Though staffing issues are often top of mind in capital projects, (especially these days, with implementation staff in short supply), keeping fiscal control over the project on all fronts is important - and there are technology tools to help manage that. One of these is the Ft. Lauderdale, Fla.-based e-Builder, which manages all aspects of a hospital projects while interfacing with key accounting systems such as Lawson Systems (St. Paul, Minn.)
And as a sign of the times, e-Builder recently teamed with the Atlanta-based group purchasing organization MedAssets to launch a construction portal that uses industry best practices in delivery of architectural design, contractor RFPs, and equipment planning.
These automated solutions could prove helpful in numerous project areas, say those who are using them; yet fundamentally, they remain tools, and as such, are only as good as the people using them. In that regard, Aspen Advisors' Boutet emphasizes that the fundamental issues are strategic - and revolve around overall approach, team leadership and clinical transformation.

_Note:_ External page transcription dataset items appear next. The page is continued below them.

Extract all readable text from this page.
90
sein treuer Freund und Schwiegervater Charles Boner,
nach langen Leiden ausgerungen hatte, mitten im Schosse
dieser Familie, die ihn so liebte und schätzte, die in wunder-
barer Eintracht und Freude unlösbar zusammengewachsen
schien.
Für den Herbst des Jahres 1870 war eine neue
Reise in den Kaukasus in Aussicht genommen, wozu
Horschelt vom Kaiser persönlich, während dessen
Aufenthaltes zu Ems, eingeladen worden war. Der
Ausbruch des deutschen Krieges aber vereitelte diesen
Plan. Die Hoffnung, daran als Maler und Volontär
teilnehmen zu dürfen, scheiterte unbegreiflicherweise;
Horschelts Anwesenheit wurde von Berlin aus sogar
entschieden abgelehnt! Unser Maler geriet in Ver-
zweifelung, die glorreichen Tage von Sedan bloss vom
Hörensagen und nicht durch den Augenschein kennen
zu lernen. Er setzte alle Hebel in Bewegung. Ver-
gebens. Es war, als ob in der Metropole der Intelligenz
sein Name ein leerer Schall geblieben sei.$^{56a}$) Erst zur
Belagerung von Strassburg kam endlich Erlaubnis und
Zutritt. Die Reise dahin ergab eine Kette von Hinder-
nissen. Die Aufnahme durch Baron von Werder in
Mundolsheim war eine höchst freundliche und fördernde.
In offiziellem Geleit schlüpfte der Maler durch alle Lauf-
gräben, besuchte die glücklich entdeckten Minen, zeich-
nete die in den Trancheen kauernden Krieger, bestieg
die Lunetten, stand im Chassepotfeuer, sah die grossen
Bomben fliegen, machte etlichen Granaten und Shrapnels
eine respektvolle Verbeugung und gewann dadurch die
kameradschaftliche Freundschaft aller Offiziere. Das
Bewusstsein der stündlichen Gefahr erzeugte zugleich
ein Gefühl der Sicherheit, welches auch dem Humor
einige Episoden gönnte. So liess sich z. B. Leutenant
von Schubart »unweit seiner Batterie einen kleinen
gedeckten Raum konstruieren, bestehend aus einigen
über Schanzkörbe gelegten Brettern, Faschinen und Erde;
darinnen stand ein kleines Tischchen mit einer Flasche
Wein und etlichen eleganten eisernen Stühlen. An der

He also notes that the hospital industry remains somewhat behind other industries in terms of the use of IT to support project management for new construction, just as it lags behind other industries in the use of IT overall.
Hospital leaders are increasing making use of project management information systems (PMIS), which are built around documentation and communication of project-specific information.
PMIS solutions are being applied to the daunting challenge of managing the large volumes of information involved in new construction projects.
Project management tools usually utilize a portal.
These tools can interface with administrative systems for best effect.
CIOs and other senior executives emphasize that good leadership and execution are fundamental to success, and that automated project management tools are supports, not substitutes for good strategic planning and execution.
Boutet goes on to say that though most hospitals know all the standard best practices when it comes to building - things like starting early, having the right training and holding people accountable - he says the project management tools are really secondary when it comes to bringing home a successful project. “I've worked on many different hospitals and it's not really about the tools; the secret sauce is in the approach and the execution that overshadows the tools themselves and provides the value for the CIOs.” He says. “Don't let the tools run the project -it's still about the leadership and the execution of the project.”